You could also simply continue working on the review: you are clearly motivated to explore these issues deeper so why not start fleshing out the paper?

Note that I said "continue" rather than start. The barrier is often not the ideas themselves but getting it written in something approaching a complete paper. this is still the issue for me and I have 50+ peer reviewed papers in the past 20 years (although not in this field).

I will then.

I suggest you check with Nate what exactly he thinks, but my opinion is:

If two decision algorithms are functionally equivalent, but algorithmically dissimilar, you'd want a decision theory that recognises this.

I think Nate agrees with this, and any lack of functional equivalence is due to not being able to fully specify that yet.

f and f' are functionally correlated, but not functionally equivalent.

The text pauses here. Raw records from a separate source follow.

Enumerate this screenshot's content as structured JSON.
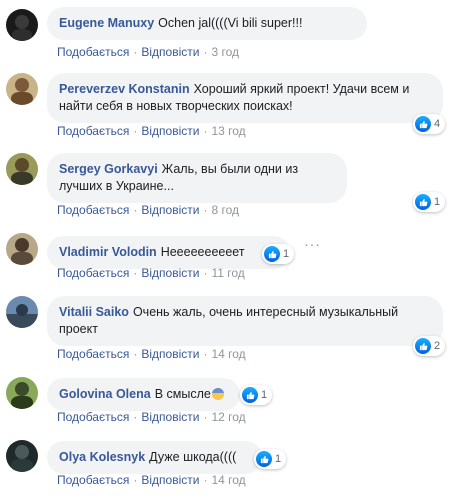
{
  "actions": {
    "like_label": "Подобається",
    "reply_label": "Відповісти",
    "separator": "·"
  },
  "comments": [
    {
      "author": "Eugene Manuxy",
      "text": "Ochen jal((((Vi bili super!!!",
      "time": "3 год",
      "reactions": null,
      "avatar_color": "#222222"
    },
    {
      "author": "Pereverzev Konstanin",
      "text": "Хороший яркий проект! Удачи всем и найти себя в новых творческих поисках!",
      "time": "13 год",
      "reactions": "4",
      "avatar_color": "#8a6b3a"
    },
    {
      "author": "Sergey Gorkavyi",
      "text": "Жаль, вы были одни из лучших в Украине...",
      "time": "8 год",
      "reactions": "1",
      "avatar_color": "#7a7a3a"
    },
    {
      "author": "Vladimir Volodin",
      "text": "Неееееееееет",
      "time": "11 год",
      "reactions": "1",
      "avatar_color": "#6b5a4a"
    },
    {
      "author": "Vitalii Saiko",
      "text": "Очень жаль, очень интересный музыкальный проект",
      "time": "14 год",
      "reactions": "2",
      "avatar_color": "#4a5a7a"
    },
    {
      "author": "Golovina Olena",
      "text": "В смысле",
      "time": "12 год",
      "reactions": "1",
      "avatar_color": "#5a7a3a"
    },
    {
      "author": "Olya Kolesnyk",
      "text": "Дуже шкода((((",
      "time": "14 год",
      "reactions": "1",
      "avatar_color": "#2a3a3a"
    }
  ],
  "icons": {
    "like": "like-icon",
    "more": "more-options-icon",
    "emoji": "fearful-face-emoji"
  },
  "colors": {
    "author": "#385898",
    "bubble": "#f2f3f5",
    "meta": "#90949c",
    "like_gradient_top": "#18afff",
    "like_gradient_bottom": "#0062df"
  }
}
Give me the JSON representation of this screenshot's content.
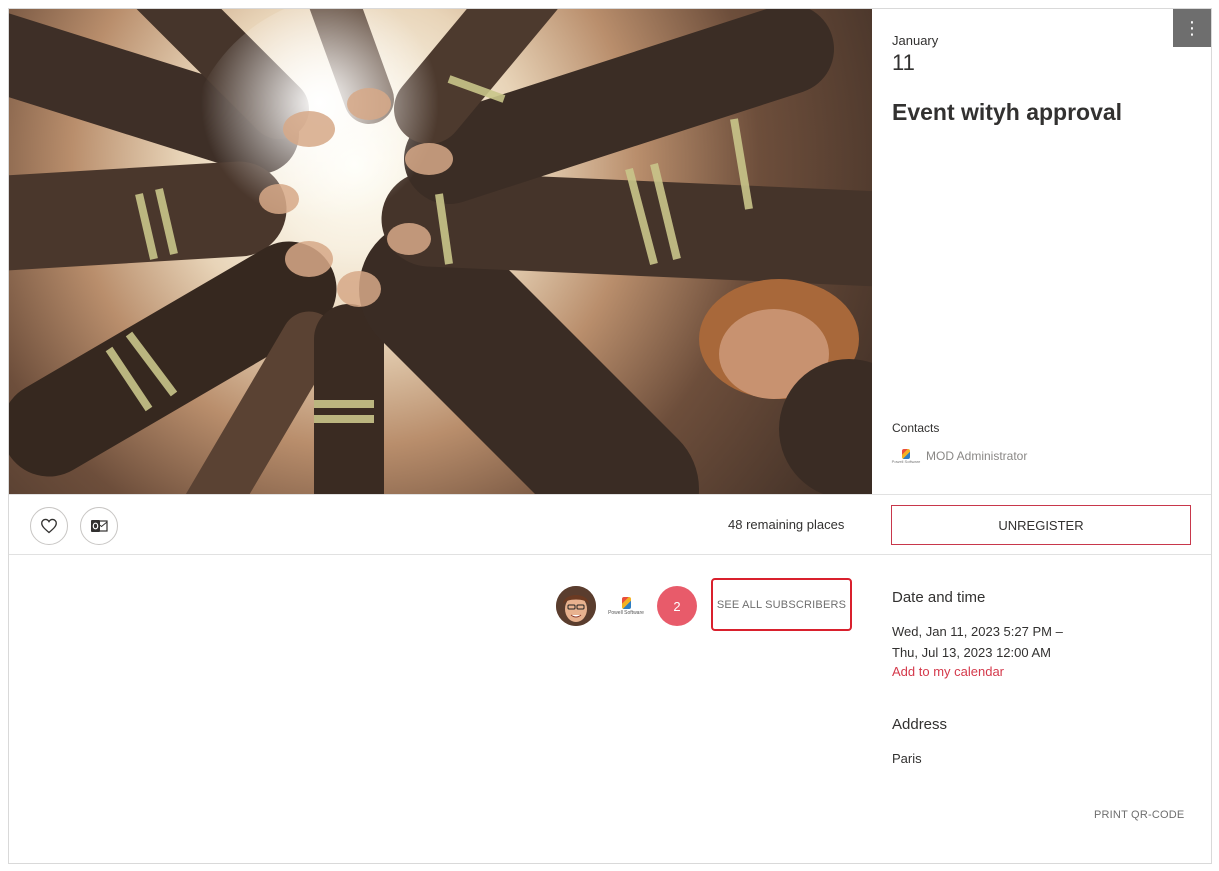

FDT does not recognise this.

Can't this be modelled as uncertainty over functional equivalence? (or over input-output maps)?

Can't this be modelled as uncertainty over functional equivalence? (or over input-output maps)?

Hm, that's an interesting point. Is what we care about just the brute input-output map? If we're faced with a black-box predictor, then yes, all that matters is the correlation even if we don't know the method. But I don't think any sort of representation of computations as input-output maps actually helps account for how we should learn about or predict this correlation - we learn and predict the predictor in a way that seems like updating a distribution over computations. Nor does it seem to help in the case of trying to understand to what extend two agents are logically dependent on one another. So I think the computational representation is going to be more fruitful.